Deep in the English countryside, rolling grasses shimmering with the shadows of racing clouds, human stories dissolve into the ground. There are ghosts that live in these spaces. The album (Listen For) The Rag and Bone Man resurrects some of these specters in a sparkling landscape of memories and visions.
In my neighborhood I see an unusual sight across one of the few open spaces in my city: a horizon of trees and a pocket of sky unobscured by buildings and lights. During the warm half of the year Venus hangs brightly at dusk, and the sun disappears into an ocean of color that reminds me of Appalachia.
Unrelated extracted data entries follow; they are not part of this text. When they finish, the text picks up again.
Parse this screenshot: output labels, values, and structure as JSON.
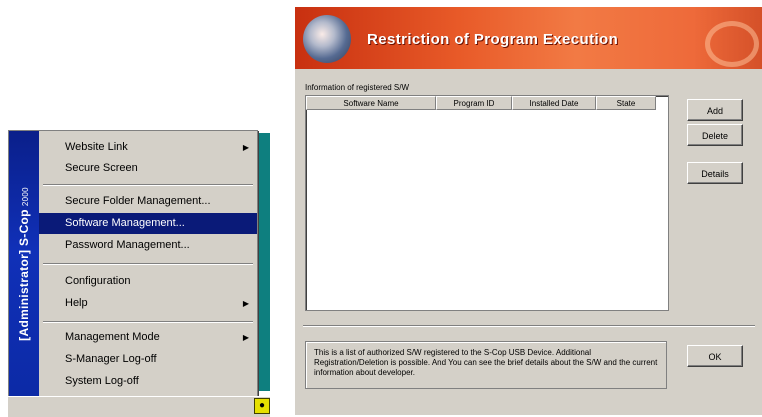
{
  "menu": {
    "banner_main": "[Administrator] S-Cop",
    "banner_small": "2000",
    "items": [
      {
        "label": "Website Link",
        "submenu": true
      },
      {
        "label": "Secure Screen",
        "submenu": false
      },
      {
        "label": "Secure Folder Management...",
        "submenu": false
      },
      {
        "label": "Software Management...",
        "submenu": false,
        "selected": true
      },
      {
        "label": "Password Management...",
        "submenu": false
      },
      {
        "label": "Configuration",
        "submenu": false
      },
      {
        "label": "Help",
        "submenu": true
      },
      {
        "label": "Management Mode",
        "submenu": true
      },
      {
        "label": "S-Manager Log-off",
        "submenu": false
      },
      {
        "label": "System Log-off",
        "submenu": false
      }
    ]
  },
  "dialog": {
    "title": "Restriction of Program Execution",
    "info_label": "Information of registered S/W",
    "columns": [
      "Software Name",
      "Program ID",
      "Installed Date",
      "State"
    ],
    "rows": [],
    "buttons": {
      "add": "Add",
      "delete": "Delete",
      "details": "Details",
      "ok": "OK"
    },
    "description": "This is a list of authorized S/W registered to the S-Cop USB Device. Additional Registration/Deletion is possible. And You can see the brief details about the S/W and the current information about developer."
  },
  "colors": {
    "menu_selection": "#0a1a78",
    "menu_banner": "#1030b8",
    "dialog_banner": "#e85a28",
    "desktop_teal": "#0e7f7f"
  },
  "icons": {
    "submenu_arrow": "triangle-right",
    "tray_icon": "s-cop-tray-icon"
  }
}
When I walk home some nights I often listen to the last song on this album, watch the constellations peer out of complex cloud formations, ponder every person who chances by as though they were another character witnessed in this sweeping dreamscape.
When I lived in the wilderness I often saw lightning bugs hang in the darkened forest that surrounded our yard, blinking in and out of existence like a time lapse of the universe. I sometimes wish I could still sit at the antique writing desk and look out at those woods through the aged, rippled window panes.
I recently took a detour in order to see if an apartment I lived in during my early adulthood was still standing. It was a stone two story tenement, and during a long-ago college architecture field trip our professor told us my apartment was one of the oldest surviving structures in the city. The inside was in terrible condition, every hasty change that had ever been made over the centuries left a visible scar. I touched the stone exterior to remember the texture. When I am old, where will I most wish to return, and will it be as I remembered?